Raffaele Scandura had a dream. He wanted to leave asset management at the Macquarie Bank, and do something he loved before the age of thirty. Hearing this story, it made me smile to see a bouquet of 30th birthday balloons, in colours appropriate to a Great Gatsby-themed party, still propped in one corner of his new, Matraville restaurant.
As is appropriate to a heart-project, the name, Vivaldi: Italian Kitchen & Pizza, is a nod to the owner’s childhood, during which he played the violin. It’s also the best lead-in to ordering a four seasons (quattro stagioni) pizza I’ve ever heard, but somehow I get sidetracked into the signature Vivaldi Calzone ($24).
I’m not complaining – this folded pizza gives me a real chance to get acquainted with their base, the building block of all good pizza. Done in a Roman style, this base has a lightness that only comes from using good, Italian 00 grade flour and letting the dough rest and rise for a long time. While I’d like to taste a bit more expression from their gas-assisted, wood-fire oven, I’m quite pleased with this calzone. It's filled with a simple blend of quality ham, ricotta, basil, Parmigiano-Reggiano and bright tomato sauce that complements, rather than overpowers the flavoursome base.

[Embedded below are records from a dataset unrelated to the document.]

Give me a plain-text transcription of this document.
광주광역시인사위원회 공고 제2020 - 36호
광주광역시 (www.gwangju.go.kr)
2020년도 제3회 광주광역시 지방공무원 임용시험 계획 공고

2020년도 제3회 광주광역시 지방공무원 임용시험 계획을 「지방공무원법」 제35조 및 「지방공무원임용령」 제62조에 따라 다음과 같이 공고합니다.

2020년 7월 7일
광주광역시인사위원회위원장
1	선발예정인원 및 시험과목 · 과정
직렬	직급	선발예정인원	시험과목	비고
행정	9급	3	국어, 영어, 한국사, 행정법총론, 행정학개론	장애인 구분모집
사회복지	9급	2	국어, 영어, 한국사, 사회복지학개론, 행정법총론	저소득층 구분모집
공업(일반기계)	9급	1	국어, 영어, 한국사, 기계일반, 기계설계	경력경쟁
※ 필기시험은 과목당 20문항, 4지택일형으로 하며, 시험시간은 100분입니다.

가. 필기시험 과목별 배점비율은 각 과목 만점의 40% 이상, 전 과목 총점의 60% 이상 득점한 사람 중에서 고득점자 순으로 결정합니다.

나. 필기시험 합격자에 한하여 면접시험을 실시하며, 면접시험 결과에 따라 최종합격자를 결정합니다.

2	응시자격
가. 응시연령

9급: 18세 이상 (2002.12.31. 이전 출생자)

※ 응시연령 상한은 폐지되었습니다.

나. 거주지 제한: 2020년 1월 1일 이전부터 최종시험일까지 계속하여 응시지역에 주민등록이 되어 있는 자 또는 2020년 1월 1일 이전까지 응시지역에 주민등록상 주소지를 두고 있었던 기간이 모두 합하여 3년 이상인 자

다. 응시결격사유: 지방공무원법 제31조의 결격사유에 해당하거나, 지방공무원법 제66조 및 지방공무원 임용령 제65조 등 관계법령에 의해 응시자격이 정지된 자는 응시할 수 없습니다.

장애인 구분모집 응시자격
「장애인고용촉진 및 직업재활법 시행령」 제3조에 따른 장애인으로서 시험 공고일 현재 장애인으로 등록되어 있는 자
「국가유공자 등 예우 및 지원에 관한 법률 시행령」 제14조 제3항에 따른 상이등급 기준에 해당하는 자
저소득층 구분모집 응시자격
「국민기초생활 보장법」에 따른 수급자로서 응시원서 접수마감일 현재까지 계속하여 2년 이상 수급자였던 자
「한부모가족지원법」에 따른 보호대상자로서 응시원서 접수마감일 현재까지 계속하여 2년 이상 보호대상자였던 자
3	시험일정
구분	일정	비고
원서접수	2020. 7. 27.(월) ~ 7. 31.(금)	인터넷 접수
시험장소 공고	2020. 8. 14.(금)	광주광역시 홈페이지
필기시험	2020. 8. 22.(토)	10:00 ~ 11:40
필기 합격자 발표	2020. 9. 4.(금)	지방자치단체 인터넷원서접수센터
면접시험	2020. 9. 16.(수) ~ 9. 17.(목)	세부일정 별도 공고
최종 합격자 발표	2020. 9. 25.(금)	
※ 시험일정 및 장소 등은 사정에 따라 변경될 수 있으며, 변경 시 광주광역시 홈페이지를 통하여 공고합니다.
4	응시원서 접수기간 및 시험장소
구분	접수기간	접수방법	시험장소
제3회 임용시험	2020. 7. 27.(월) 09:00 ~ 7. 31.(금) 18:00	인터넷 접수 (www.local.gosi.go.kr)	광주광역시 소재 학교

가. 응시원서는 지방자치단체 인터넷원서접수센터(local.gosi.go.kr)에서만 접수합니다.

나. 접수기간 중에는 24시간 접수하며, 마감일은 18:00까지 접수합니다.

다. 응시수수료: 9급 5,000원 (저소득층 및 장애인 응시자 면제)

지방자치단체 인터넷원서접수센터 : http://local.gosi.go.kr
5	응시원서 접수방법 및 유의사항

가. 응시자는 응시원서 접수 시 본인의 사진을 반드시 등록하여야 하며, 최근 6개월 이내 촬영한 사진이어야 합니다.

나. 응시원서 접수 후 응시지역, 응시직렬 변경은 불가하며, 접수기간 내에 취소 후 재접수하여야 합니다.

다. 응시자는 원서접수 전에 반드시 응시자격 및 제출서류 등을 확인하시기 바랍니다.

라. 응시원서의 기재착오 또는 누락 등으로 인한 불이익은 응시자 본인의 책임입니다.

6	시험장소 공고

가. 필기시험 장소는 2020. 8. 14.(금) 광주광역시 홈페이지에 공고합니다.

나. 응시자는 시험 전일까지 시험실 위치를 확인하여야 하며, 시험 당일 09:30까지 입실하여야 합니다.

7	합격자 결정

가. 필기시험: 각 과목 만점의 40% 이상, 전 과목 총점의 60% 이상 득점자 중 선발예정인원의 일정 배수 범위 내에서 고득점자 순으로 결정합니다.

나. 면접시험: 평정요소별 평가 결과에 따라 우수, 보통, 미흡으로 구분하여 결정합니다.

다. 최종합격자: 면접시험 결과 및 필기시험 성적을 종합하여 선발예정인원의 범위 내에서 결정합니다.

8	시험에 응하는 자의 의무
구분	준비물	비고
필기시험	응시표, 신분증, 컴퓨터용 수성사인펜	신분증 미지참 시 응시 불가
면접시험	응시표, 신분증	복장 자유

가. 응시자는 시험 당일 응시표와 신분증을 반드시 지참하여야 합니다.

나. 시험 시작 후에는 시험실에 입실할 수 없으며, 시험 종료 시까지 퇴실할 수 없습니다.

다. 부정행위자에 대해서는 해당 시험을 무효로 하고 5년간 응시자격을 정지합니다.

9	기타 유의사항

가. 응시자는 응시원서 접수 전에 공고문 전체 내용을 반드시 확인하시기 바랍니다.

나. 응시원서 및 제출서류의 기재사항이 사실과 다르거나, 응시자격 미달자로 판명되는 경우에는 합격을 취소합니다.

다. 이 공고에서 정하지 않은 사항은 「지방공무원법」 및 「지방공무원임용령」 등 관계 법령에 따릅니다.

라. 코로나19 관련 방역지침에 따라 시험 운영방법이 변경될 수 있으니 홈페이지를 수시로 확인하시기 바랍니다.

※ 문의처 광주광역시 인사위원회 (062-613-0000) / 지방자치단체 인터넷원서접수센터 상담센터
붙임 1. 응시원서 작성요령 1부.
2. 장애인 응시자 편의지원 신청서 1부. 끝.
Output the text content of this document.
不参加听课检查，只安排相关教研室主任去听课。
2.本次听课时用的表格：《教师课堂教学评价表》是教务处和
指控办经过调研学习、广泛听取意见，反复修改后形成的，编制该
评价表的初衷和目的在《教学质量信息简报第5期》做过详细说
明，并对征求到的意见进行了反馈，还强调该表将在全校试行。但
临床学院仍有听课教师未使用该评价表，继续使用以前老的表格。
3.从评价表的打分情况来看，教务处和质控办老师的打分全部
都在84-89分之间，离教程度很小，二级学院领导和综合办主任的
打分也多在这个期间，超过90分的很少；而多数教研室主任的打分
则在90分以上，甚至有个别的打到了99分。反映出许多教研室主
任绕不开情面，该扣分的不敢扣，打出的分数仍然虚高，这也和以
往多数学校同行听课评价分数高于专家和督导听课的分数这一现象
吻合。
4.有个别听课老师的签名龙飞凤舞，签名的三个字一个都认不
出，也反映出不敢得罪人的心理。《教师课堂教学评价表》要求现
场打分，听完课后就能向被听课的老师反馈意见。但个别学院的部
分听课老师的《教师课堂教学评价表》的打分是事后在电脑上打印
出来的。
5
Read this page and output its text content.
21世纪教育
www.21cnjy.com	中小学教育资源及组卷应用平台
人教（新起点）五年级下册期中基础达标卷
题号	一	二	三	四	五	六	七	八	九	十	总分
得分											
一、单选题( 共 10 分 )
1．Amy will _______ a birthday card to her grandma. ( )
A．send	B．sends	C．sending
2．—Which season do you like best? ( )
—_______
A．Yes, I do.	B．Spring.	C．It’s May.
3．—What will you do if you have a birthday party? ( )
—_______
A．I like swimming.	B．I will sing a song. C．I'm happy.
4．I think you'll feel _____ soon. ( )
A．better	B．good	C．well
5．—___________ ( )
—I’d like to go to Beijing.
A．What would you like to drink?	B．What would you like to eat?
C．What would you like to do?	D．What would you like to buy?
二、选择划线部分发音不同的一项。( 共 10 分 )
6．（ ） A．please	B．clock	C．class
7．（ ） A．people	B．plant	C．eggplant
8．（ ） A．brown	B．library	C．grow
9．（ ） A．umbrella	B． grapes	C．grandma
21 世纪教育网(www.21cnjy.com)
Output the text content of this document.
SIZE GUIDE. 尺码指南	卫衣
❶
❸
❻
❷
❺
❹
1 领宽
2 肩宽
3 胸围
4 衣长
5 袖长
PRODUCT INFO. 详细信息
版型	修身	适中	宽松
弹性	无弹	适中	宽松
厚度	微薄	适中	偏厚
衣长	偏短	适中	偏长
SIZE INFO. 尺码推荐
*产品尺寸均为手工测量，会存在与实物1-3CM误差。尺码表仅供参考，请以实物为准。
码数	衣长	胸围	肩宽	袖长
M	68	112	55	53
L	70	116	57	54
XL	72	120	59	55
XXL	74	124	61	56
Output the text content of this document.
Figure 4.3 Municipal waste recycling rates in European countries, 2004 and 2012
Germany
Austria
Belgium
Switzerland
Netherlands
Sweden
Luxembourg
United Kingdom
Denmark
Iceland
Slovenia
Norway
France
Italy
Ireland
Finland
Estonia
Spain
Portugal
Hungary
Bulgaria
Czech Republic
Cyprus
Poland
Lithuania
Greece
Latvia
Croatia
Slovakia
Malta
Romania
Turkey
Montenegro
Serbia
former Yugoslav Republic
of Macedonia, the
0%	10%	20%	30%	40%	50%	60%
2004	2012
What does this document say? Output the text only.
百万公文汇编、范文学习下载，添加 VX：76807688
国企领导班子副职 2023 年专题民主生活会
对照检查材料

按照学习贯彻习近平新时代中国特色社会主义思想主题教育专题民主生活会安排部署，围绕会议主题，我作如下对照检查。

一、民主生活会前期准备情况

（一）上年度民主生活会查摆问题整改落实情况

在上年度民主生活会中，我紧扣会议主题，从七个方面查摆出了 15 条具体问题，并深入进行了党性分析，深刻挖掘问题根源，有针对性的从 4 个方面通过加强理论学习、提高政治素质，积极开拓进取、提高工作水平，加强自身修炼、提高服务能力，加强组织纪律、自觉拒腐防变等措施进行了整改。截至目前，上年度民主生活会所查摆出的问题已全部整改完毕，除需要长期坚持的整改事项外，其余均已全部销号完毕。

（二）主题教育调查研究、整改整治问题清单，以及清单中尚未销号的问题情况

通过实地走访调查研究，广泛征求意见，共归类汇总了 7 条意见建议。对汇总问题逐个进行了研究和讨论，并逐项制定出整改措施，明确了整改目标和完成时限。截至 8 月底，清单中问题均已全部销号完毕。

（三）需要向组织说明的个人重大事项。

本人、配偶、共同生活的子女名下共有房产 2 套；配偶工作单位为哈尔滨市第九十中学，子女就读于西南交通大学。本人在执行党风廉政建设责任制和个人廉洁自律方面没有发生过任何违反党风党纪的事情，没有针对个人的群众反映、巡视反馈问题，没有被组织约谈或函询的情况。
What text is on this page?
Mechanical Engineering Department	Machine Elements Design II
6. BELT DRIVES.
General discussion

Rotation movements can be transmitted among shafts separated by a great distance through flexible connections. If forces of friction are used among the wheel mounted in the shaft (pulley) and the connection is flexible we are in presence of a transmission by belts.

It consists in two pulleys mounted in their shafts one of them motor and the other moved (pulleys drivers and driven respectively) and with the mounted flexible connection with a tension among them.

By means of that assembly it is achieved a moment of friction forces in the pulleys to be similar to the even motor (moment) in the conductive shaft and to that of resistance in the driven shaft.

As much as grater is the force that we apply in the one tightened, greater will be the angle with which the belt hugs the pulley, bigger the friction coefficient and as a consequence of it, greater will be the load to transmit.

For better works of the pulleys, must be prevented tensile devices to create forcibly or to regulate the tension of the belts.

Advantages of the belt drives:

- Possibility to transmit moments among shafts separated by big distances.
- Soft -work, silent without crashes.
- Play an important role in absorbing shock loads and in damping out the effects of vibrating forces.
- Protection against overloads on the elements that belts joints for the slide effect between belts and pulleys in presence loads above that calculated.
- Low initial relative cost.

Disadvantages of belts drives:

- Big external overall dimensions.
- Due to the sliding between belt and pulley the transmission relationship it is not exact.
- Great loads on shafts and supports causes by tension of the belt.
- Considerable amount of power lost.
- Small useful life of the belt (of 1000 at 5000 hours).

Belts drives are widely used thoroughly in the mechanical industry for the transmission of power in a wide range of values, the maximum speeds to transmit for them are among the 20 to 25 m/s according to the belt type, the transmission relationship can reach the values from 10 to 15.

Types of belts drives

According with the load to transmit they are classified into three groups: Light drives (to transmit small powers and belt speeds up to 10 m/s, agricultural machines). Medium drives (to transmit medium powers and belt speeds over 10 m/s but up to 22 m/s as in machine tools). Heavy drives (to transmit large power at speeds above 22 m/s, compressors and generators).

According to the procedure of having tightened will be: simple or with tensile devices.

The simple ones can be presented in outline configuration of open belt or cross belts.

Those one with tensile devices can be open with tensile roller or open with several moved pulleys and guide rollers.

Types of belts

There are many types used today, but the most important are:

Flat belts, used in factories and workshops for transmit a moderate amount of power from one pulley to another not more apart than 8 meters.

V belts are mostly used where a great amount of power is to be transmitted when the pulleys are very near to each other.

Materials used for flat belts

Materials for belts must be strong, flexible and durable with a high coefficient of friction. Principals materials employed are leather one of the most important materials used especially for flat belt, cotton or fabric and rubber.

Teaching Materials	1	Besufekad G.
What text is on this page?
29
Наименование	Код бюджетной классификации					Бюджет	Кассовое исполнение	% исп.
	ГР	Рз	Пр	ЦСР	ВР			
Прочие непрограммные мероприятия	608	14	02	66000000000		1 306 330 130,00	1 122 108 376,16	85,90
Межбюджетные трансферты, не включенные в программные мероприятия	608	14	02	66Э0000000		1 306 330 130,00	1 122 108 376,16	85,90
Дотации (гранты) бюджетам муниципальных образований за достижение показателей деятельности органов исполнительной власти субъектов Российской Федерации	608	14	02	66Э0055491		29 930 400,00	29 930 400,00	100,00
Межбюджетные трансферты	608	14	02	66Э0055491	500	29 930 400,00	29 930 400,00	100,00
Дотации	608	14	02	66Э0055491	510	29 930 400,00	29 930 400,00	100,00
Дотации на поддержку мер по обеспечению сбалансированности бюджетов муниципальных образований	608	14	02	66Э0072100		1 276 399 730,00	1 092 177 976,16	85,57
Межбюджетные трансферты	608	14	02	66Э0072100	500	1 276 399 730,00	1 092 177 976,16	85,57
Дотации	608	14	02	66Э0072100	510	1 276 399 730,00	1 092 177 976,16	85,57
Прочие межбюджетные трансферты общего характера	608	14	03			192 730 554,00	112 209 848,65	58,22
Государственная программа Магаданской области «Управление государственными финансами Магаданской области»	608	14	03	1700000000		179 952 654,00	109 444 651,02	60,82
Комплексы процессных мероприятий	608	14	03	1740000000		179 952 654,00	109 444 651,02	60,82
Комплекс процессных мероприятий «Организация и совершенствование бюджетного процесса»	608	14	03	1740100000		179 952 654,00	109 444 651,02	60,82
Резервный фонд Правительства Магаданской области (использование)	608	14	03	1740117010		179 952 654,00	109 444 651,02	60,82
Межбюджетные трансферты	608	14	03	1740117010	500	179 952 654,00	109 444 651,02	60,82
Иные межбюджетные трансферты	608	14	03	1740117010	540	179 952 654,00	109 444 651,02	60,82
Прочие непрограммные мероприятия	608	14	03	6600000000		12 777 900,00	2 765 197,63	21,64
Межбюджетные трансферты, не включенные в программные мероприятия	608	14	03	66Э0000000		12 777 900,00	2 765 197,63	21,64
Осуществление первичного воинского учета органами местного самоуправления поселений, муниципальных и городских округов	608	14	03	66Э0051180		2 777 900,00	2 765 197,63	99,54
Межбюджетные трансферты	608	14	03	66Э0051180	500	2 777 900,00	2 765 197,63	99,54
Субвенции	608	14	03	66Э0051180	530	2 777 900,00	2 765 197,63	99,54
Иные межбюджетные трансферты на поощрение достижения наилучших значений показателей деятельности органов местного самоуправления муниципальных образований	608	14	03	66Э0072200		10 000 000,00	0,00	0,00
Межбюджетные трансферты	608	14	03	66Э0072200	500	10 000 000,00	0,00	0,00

Where I do taste some welcome char is in the wood-fired bread accompanying Salsiccia e Fagioli ($16). This bowl of lean, pork and fennel sausages (made at a local butcher to a Vivaldi recipe) and tender borlotti beans, comes in a tomato sauce that has that unmistakable tangy yet sweet San Marzano flavour. (These bright red, Italian plum tomatoes are the best canned tomatoes I've tried.)
More charry, delicious bread comes with a bowl of baked octopus – Moscardii e Piselli ($16) - studded with green peas in another tomato-based sauce.
Yes, the menu here is definitely southern Italian – Raffaele’s mother grew up near Naples, and his dad is Sicilian.
I enjoy these dishes with bottled beer - a fruity Baladin Isaac ($10) and an even better Baladin Rock’n’Roll ($10) with a whisker of pepper.
Vivaldi also offer two on-tap beers and a short list of very reasonably priced Italian and Australian wines ($28-49/bottle).
I’d look toward wine to accompany their pastas, including a special of Pear and Gorgonzola-stuffed Tortelli ($28) topped with two tasty king prawns.
The prawns come from a local seafood store, just across the road. While he doesn’t have any hospitality experience to speak of, what Raffaele does have is a firm commitment to quality. His mother owned a deli in Balgowlah where she wouldn’t stock any products she wouldn’t eat herself, and this sort of philosophy has clearly rubbed off on Raffaele. As such, Vivaldi is certainly delivering a higher standard of ingredient than I expected from the menu, the look of the place, and the location.
The only slight niggles I can find are that it’s over-lit and the toilets are in the neighbouring Woolworths, but even these fade from my mind when the Passionfruit Panna Cotta ($12) hits the table. Wobbling provocatively, this creamy dessert is a definite grin-inducing winner, juxtaposed with enough acidity to make it lively and palate-refreshing.